For me, Woody’s influence grows more from what he wrote than
the amount he wrote. His was an often humorous, often earnest, message about
what it was to be a hard workin’ person in America. He was a humanist. He
demanded justice and he demanded fairness. He gave voice to Arkies and Okies,
Mexican migrant workers, and union maids alike. He hated those who benefited
from inequity—from fascists to racists to bankers who turned farmers into
dustbowl refugees.
When dust storms are sailing, and crops they are failing,
I'm a jolly banker, jolly banker am I.
I'm a jolly banker, jolly banker am I.
I check up your shortage and bring down your mortgage,
Singin' I'm a jolly banker, jolly banker am I.
I take comfort in the crackling of Woody’s recordings from
eighty years ago and lyrics distilled from the Dustbowl. They seem familiar,
those songs about foreclosures, deportations, poverty, and getting a raw deal.
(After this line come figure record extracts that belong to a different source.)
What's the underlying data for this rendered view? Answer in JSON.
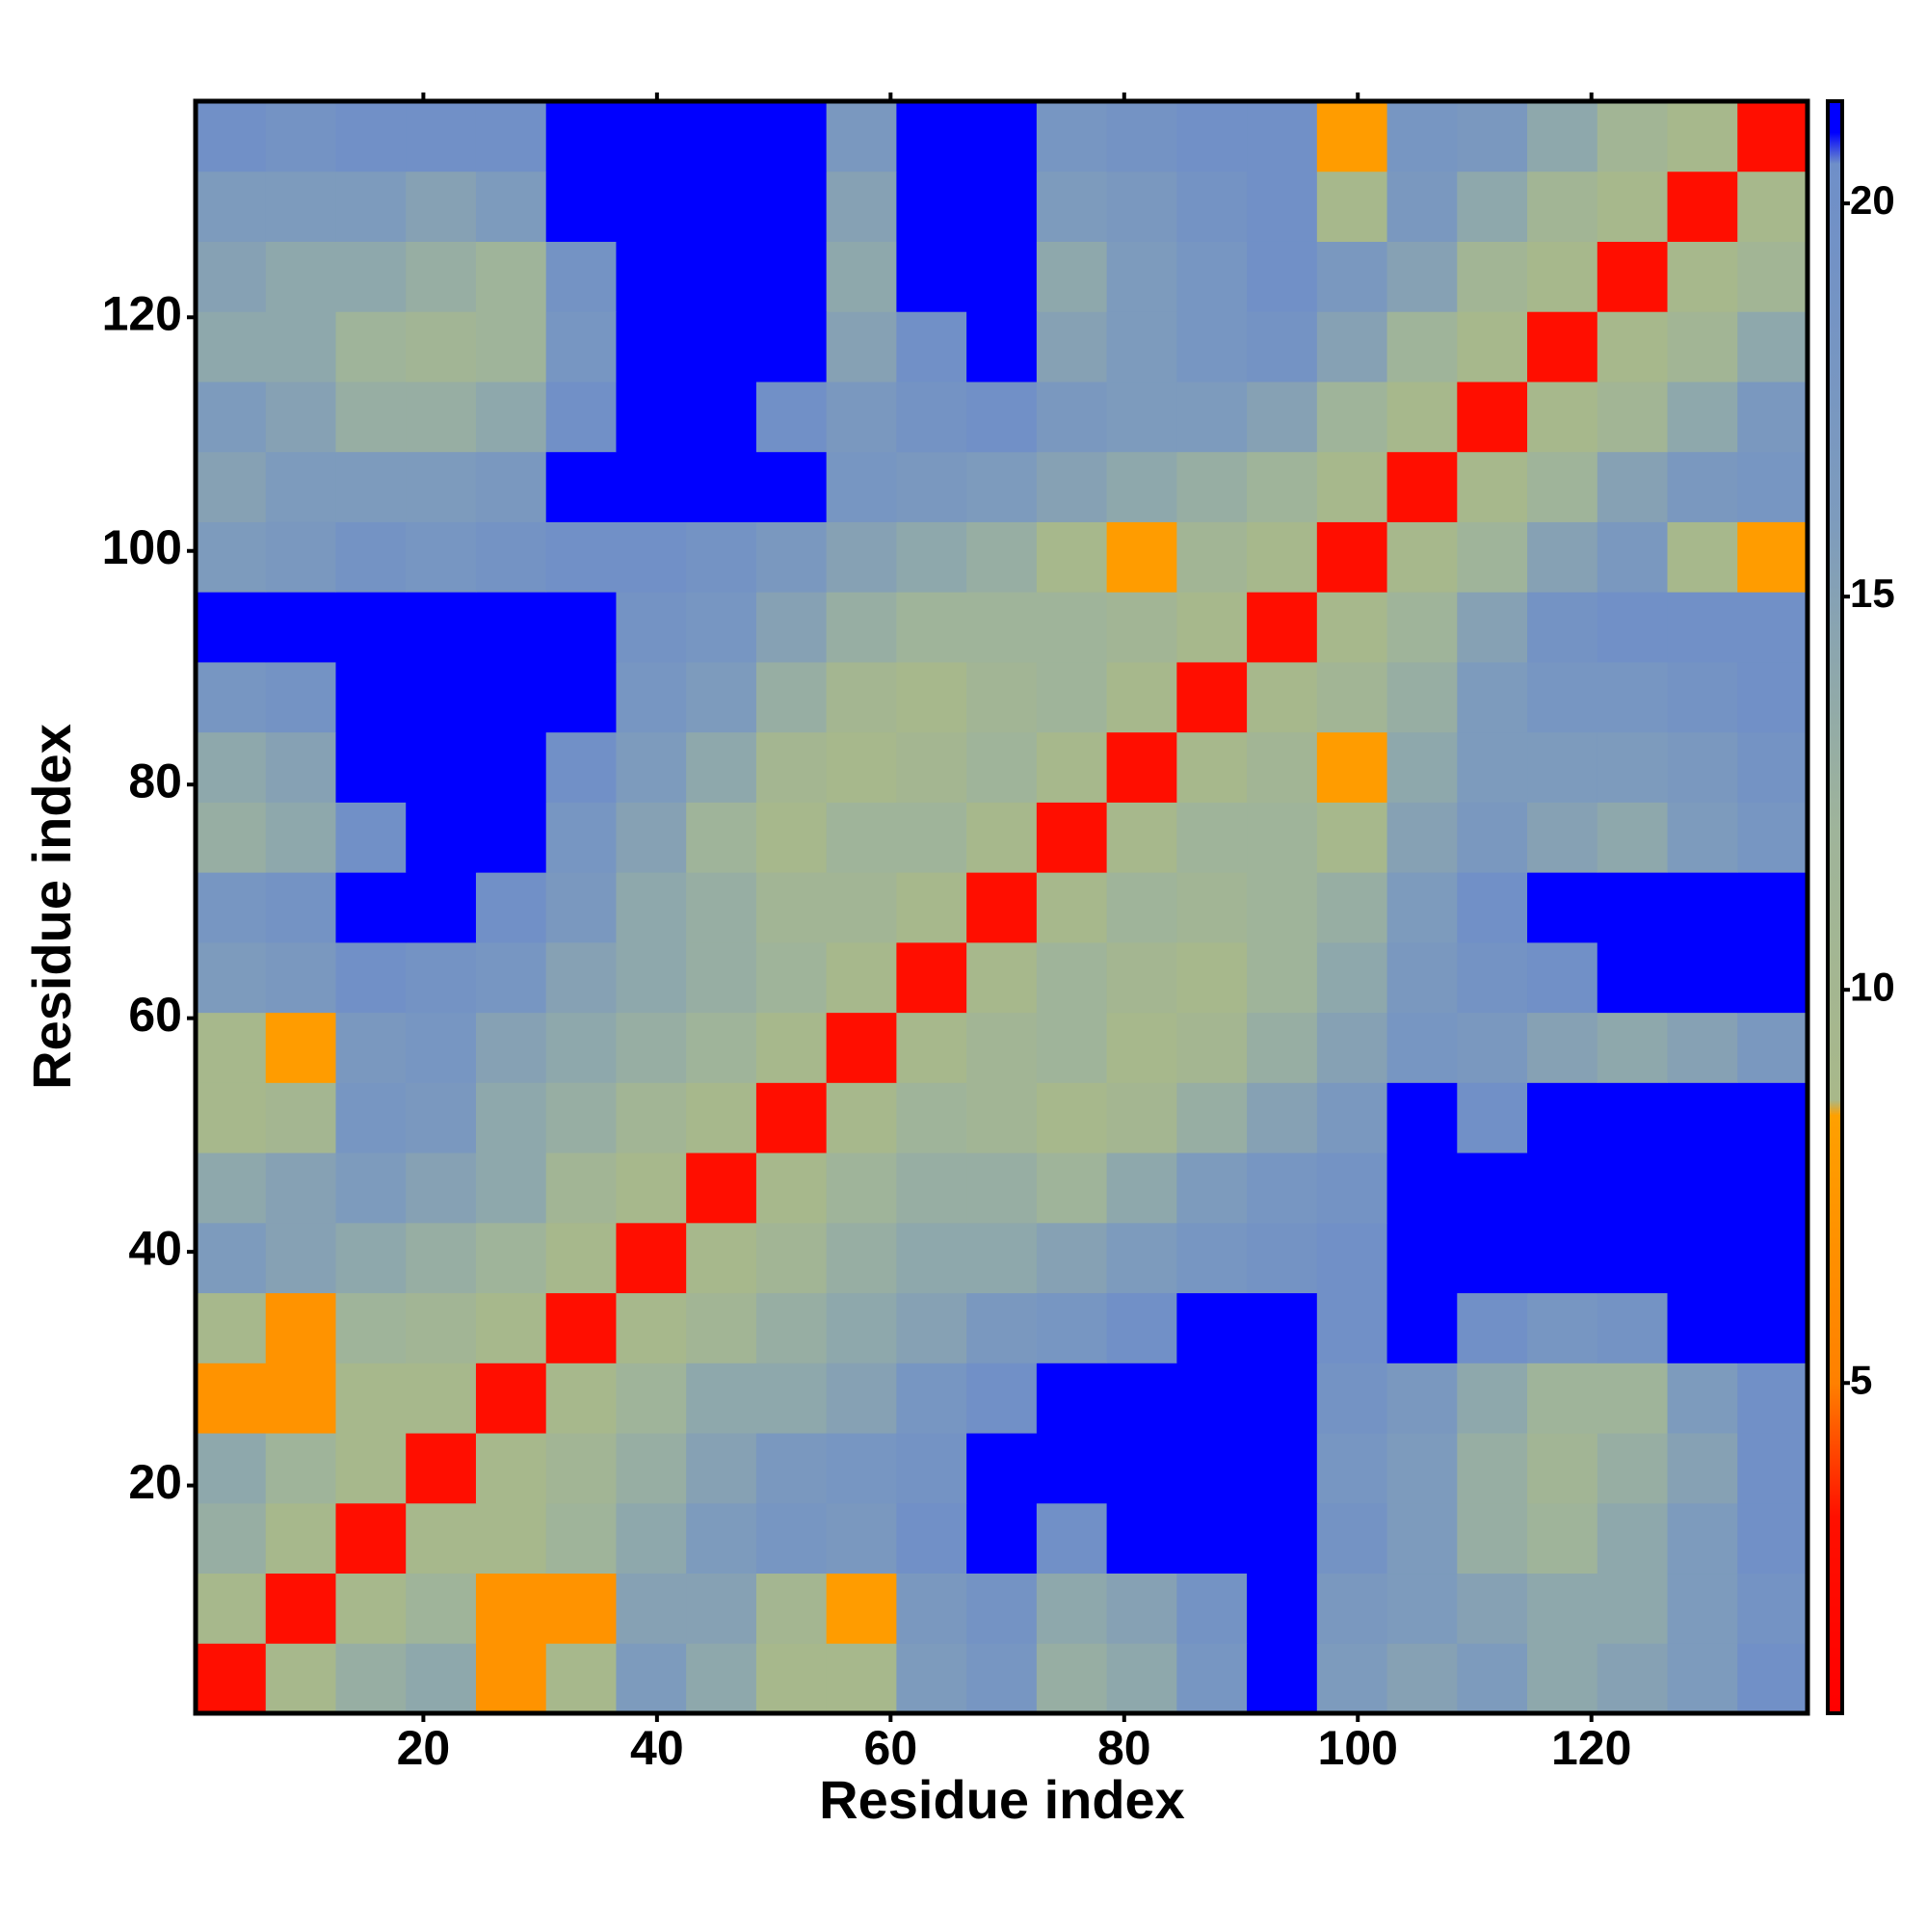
{
  "chart_data": {
    "type": "heatmap",
    "xlabel": "Residue index",
    "ylabel": "Residue index",
    "xlim": [
      0.5,
      138.5
    ],
    "ylim": [
      0.5,
      138.5
    ],
    "xticks": [
      20,
      40,
      60,
      80,
      100,
      120
    ],
    "yticks": [
      20,
      40,
      60,
      80,
      100,
      120
    ],
    "xbins": [
      0.5,
      6.5,
      12.5,
      18.5,
      24.5,
      30.5,
      36.5,
      42.5,
      48.5,
      54.5,
      60.5,
      66.5,
      72.5,
      78.5,
      84.5,
      90.5,
      96.5,
      102.5,
      108.5,
      114.5,
      120.5,
      126.5,
      132.5,
      138.5
    ],
    "ybins": [
      0.5,
      6.5,
      12.5,
      18.5,
      24.5,
      30.5,
      36.5,
      42.5,
      48.5,
      54.5,
      60.5,
      66.5,
      72.5,
      78.5,
      84.5,
      90.5,
      96.5,
      102.5,
      108.5,
      114.5,
      120.5,
      126.5,
      132.5,
      138.5
    ],
    "z": [
      [
        3,
        9,
        13,
        14,
        7,
        9,
        16,
        14,
        9,
        9,
        16,
        18,
        13,
        14,
        18,
        21,
        16,
        15,
        16,
        14,
        15,
        16,
        20
      ],
      [
        9,
        3,
        9,
        12,
        7,
        7,
        15,
        15,
        10,
        8,
        17,
        19,
        14,
        15,
        19,
        21,
        17,
        16,
        15,
        14,
        14,
        16,
        19
      ],
      [
        13,
        9,
        3,
        9,
        9,
        12,
        14,
        16,
        18,
        17,
        20,
        21,
        20,
        21,
        21,
        21,
        19,
        16,
        13,
        12,
        14,
        16,
        20
      ],
      [
        14,
        12,
        9,
        3,
        9,
        11,
        13,
        15,
        17,
        18,
        19,
        21,
        21,
        21,
        21,
        21,
        18,
        16,
        13,
        11,
        13,
        15,
        20
      ],
      [
        7,
        7,
        9,
        9,
        3,
        9,
        12,
        14,
        14,
        15,
        18,
        20,
        21,
        21,
        21,
        21,
        19,
        17,
        14,
        12,
        12,
        16,
        20
      ],
      [
        9,
        7,
        12,
        11,
        9,
        3,
        9,
        11,
        13,
        14,
        15,
        17,
        18,
        20,
        21,
        21,
        20,
        21,
        20,
        18,
        19,
        21,
        21
      ],
      [
        16,
        15,
        14,
        13,
        12,
        9,
        3,
        9,
        11,
        13,
        14,
        14,
        15,
        16,
        18,
        19,
        20,
        21,
        21,
        21,
        21,
        21,
        21
      ],
      [
        14,
        15,
        16,
        15,
        14,
        11,
        9,
        3,
        9,
        12,
        13,
        13,
        12,
        14,
        16,
        18,
        19,
        21,
        21,
        21,
        21,
        21,
        21
      ],
      [
        9,
        10,
        18,
        17,
        14,
        13,
        11,
        9,
        3,
        9,
        12,
        11,
        9,
        10,
        13,
        15,
        17,
        21,
        20,
        21,
        21,
        21,
        21
      ],
      [
        9,
        8,
        17,
        18,
        15,
        14,
        13,
        12,
        9,
        3,
        9,
        11,
        12,
        9,
        10,
        13,
        15,
        18,
        17,
        15,
        14,
        15,
        17
      ],
      [
        16,
        17,
        20,
        19,
        18,
        15,
        14,
        13,
        12,
        9,
        3,
        9,
        12,
        10,
        9,
        12,
        14,
        17,
        19,
        20,
        21,
        21,
        21
      ],
      [
        18,
        19,
        21,
        21,
        20,
        17,
        14,
        13,
        11,
        11,
        9,
        3,
        9,
        12,
        11,
        12,
        13,
        16,
        20,
        21,
        21,
        21,
        21
      ],
      [
        13,
        14,
        20,
        21,
        21,
        18,
        15,
        12,
        9,
        12,
        12,
        9,
        3,
        9,
        12,
        12,
        9,
        15,
        17,
        15,
        14,
        16,
        18
      ],
      [
        14,
        15,
        21,
        21,
        21,
        20,
        16,
        14,
        10,
        9,
        10,
        12,
        9,
        3,
        9,
        11,
        8,
        14,
        16,
        16,
        16,
        17,
        19
      ],
      [
        18,
        19,
        21,
        21,
        21,
        21,
        18,
        16,
        13,
        10,
        9,
        11,
        12,
        9,
        3,
        9,
        11,
        13,
        16,
        18,
        18,
        19,
        20
      ],
      [
        21,
        21,
        21,
        21,
        21,
        21,
        19,
        18,
        15,
        13,
        12,
        12,
        12,
        11,
        9,
        3,
        9,
        12,
        15,
        19,
        20,
        20,
        20
      ],
      [
        16,
        17,
        19,
        18,
        19,
        20,
        20,
        19,
        17,
        15,
        14,
        13,
        9,
        8,
        11,
        9,
        3,
        9,
        12,
        15,
        17,
        9,
        8
      ],
      [
        15,
        16,
        16,
        16,
        17,
        21,
        21,
        21,
        21,
        18,
        17,
        16,
        15,
        14,
        13,
        12,
        9,
        3,
        9,
        12,
        15,
        17,
        18
      ],
      [
        16,
        15,
        13,
        13,
        14,
        20,
        21,
        21,
        20,
        17,
        19,
        20,
        17,
        16,
        16,
        15,
        12,
        9,
        3,
        9,
        11,
        14,
        17
      ],
      [
        14,
        14,
        12,
        11,
        12,
        18,
        21,
        21,
        21,
        15,
        20,
        21,
        15,
        16,
        18,
        19,
        15,
        12,
        9,
        3,
        9,
        11,
        14
      ],
      [
        15,
        14,
        14,
        13,
        12,
        19,
        21,
        21,
        21,
        14,
        21,
        21,
        14,
        16,
        18,
        20,
        17,
        15,
        11,
        9,
        3,
        9,
        11
      ],
      [
        16,
        16,
        16,
        15,
        16,
        21,
        21,
        21,
        21,
        15,
        21,
        21,
        16,
        17,
        19,
        20,
        9,
        17,
        14,
        11,
        9,
        3,
        9
      ],
      [
        20,
        19,
        20,
        20,
        20,
        21,
        21,
        21,
        21,
        17,
        21,
        21,
        18,
        19,
        20,
        20,
        8,
        18,
        17,
        14,
        11,
        9,
        3
      ]
    ],
    "colorbar": {
      "lim": [
        0.8,
        21.3
      ],
      "ticks": [
        5,
        10,
        15,
        20
      ],
      "colorscale": [
        [
          0.8,
          "#ff0000"
        ],
        [
          3.3,
          "#ff1000"
        ],
        [
          5,
          "#ff8000"
        ],
        [
          8.4,
          "#ffa000"
        ],
        [
          8.6,
          "#a8b88a"
        ],
        [
          12,
          "#9fb49a"
        ],
        [
          16,
          "#7d9bbd"
        ],
        [
          20.5,
          "#6f8fc8"
        ],
        [
          20.9,
          "#0000ff"
        ],
        [
          21.3,
          "#0000ff"
        ]
      ]
    }
  }
}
At the same time, their resonance is unsettling. Didn’t we
do this once? Didn’t we solve these problems already? Haven’t we already fought
these battles? Yes. We did. Much of what Woody parodied, derided, and fought
with his guitar wasn’t just the natural condition of hard workin’ people, it
was the product of capitalism run amok. By the time he achieved fame, the
causes of those problems—if not the problems themselves—had been mitigated by
the New Deal, including federal regulation of the banking and financial
sectors.
Eighty years on, we’ve gone out of our way to exhume Woody’s
muse. We dismantled financial regulations and the regulatory apparatus. We got
familiar results: rising income inequality, a foreclosure crisis, persistent
unemployment—an economy that increasingly appears to work for a very narrow
jolly banker segment of the populace, leaving the rest of us in the dust.
You
won't have a name when you ride the big airplane
All
they will call you will be deportees
But the familiarity of Woody’s lyrics doesn’t stop there.
Unions are busted and look like they will remain so. The debate over
immigration consigns undocumented works to an undifferentiated mass known as
“illegal.” And throughout this country laws are being ever more directed at
preventing individuals from exercising their fundamental freedoms instead of protecting
them.
Every
state in this union us migrants have been,
We work
in this fight, and we’ll fight till we win.
1 comment:
We dismantled financial regulations and the regulatory apparatus.
As someone who favors deregulation and smaller government I was hoping you could expand on this, because based on these charts the evidence seems rather thin that the regulatory apparatus was anything close to dismantled.
Now, I do remember increased regulation via Sarbanes-Oxley, but am unfamiliar with any significant deregulation taking place. If this is a reference to the repeal of Glass-Steagall, meanwhile, even Elizabeth Warren has conceded that it would have done nothing to prevent the 2008 financial crisis.
Lastly, I'm curious if you consider income inequality -- which you list as a side effect of deregulation -- a problem, and if so why.